Como tantos otros, Osorio vino desde Colombia para intentar mejorar su vida en España. Hoy necesita tratamiento por su salud mental. Perdió a sus padres al entrar en prisión y toda su experiencia laboral es en la hostelería, pero sus problemas con el alcohol ponen en riesgo su inserción. Siente que su vida es un bucle: «Después de 15 años en España me encuentro en el mismo punto que cuando llegue».
La muerte de su esposa ha marcado a Sunday para siempre. Ella murió y él se fue de África para transitar su duelo.

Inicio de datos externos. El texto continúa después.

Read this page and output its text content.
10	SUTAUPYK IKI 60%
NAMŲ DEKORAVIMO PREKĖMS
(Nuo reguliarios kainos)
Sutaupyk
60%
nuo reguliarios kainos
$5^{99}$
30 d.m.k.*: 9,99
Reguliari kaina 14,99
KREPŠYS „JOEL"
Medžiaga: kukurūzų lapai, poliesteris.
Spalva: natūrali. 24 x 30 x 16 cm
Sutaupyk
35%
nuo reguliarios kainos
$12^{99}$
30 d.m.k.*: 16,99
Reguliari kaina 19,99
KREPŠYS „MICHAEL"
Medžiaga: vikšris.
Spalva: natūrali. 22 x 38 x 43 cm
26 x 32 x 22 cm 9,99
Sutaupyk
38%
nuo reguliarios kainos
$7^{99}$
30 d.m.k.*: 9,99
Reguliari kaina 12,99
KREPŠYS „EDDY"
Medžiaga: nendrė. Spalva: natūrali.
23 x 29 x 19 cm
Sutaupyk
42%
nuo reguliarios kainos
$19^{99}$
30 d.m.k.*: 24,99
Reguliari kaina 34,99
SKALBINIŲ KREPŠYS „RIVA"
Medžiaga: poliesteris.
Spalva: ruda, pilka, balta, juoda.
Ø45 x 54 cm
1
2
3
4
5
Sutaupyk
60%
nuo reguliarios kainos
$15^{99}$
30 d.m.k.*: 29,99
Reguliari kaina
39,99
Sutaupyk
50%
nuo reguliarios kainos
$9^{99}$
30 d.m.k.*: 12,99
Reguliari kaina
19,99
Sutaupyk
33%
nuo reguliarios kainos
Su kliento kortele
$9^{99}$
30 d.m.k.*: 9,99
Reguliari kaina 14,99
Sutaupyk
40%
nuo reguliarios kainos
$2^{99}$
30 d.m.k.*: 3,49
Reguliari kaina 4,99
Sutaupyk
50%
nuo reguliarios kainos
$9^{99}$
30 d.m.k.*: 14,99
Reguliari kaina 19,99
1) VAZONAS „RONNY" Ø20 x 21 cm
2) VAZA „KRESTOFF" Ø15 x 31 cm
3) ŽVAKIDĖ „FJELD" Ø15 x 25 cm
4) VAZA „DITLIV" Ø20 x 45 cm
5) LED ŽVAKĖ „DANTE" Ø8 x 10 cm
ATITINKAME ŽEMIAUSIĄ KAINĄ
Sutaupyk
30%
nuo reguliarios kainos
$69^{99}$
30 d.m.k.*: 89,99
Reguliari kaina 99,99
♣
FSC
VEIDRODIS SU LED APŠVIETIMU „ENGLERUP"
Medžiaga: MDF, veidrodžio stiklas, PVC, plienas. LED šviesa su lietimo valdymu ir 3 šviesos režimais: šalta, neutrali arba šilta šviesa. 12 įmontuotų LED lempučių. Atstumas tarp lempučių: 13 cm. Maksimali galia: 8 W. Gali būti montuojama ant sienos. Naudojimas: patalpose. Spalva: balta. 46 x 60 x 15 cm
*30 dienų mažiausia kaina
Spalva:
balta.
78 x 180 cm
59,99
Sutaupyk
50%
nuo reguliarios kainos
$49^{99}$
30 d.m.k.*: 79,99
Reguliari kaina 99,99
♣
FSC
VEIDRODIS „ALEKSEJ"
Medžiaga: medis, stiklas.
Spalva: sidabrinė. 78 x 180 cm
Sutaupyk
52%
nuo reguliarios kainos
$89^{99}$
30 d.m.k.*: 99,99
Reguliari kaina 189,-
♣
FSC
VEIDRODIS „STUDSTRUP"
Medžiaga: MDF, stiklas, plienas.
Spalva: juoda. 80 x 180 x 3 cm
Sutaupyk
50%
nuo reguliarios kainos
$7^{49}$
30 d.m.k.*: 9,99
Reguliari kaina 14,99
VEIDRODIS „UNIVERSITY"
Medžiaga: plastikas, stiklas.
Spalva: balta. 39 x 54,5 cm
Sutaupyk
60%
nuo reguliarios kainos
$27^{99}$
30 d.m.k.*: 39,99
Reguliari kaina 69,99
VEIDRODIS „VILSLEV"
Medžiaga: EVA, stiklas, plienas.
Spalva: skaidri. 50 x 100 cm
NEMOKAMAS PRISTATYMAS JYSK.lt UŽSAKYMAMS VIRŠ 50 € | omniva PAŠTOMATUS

Sus riñones dejaron de funcionar y para pagar su operación hizo de mula (portador de droga al servicio de redes de narcotráfico). Tras nueve años de espera, un trasplante le salvó la vida. Está convencido de que vive por su fe más que por su fuerza y poder. Vive al día, sin suelo firme en su destino. «Somos viajeros y no sabemos dónde vamos a estar mañana», sentencia.
La juventud de la exposición la pone Andrei. De 21 años y nacido en Moscú. Con dos años fue adoptado por una pareja de Catarroja y se tatuó sus nombres en las mejillas. Pero la adicción truncó su camino y le llevó a conflictos en casa. Acabó con una orden de alejamiento y viviendo en la calle. Y allí sigue, perdido. Antes, expresó su historia: «Me hicieron bullying. Empecé a consumir drogas para sentirme parte del grupo».
Pero del dolor y el delito, también emerge el amor. Isabel y José han cumplido largas condenas, todas por robos. Se conocieron en prisión y se casaron allí. Él la esperó para salir juntos en tercer grado. Ahora consideran que están en el mejor momento de su vida. «La cárcel no nos ha dejado secuelas».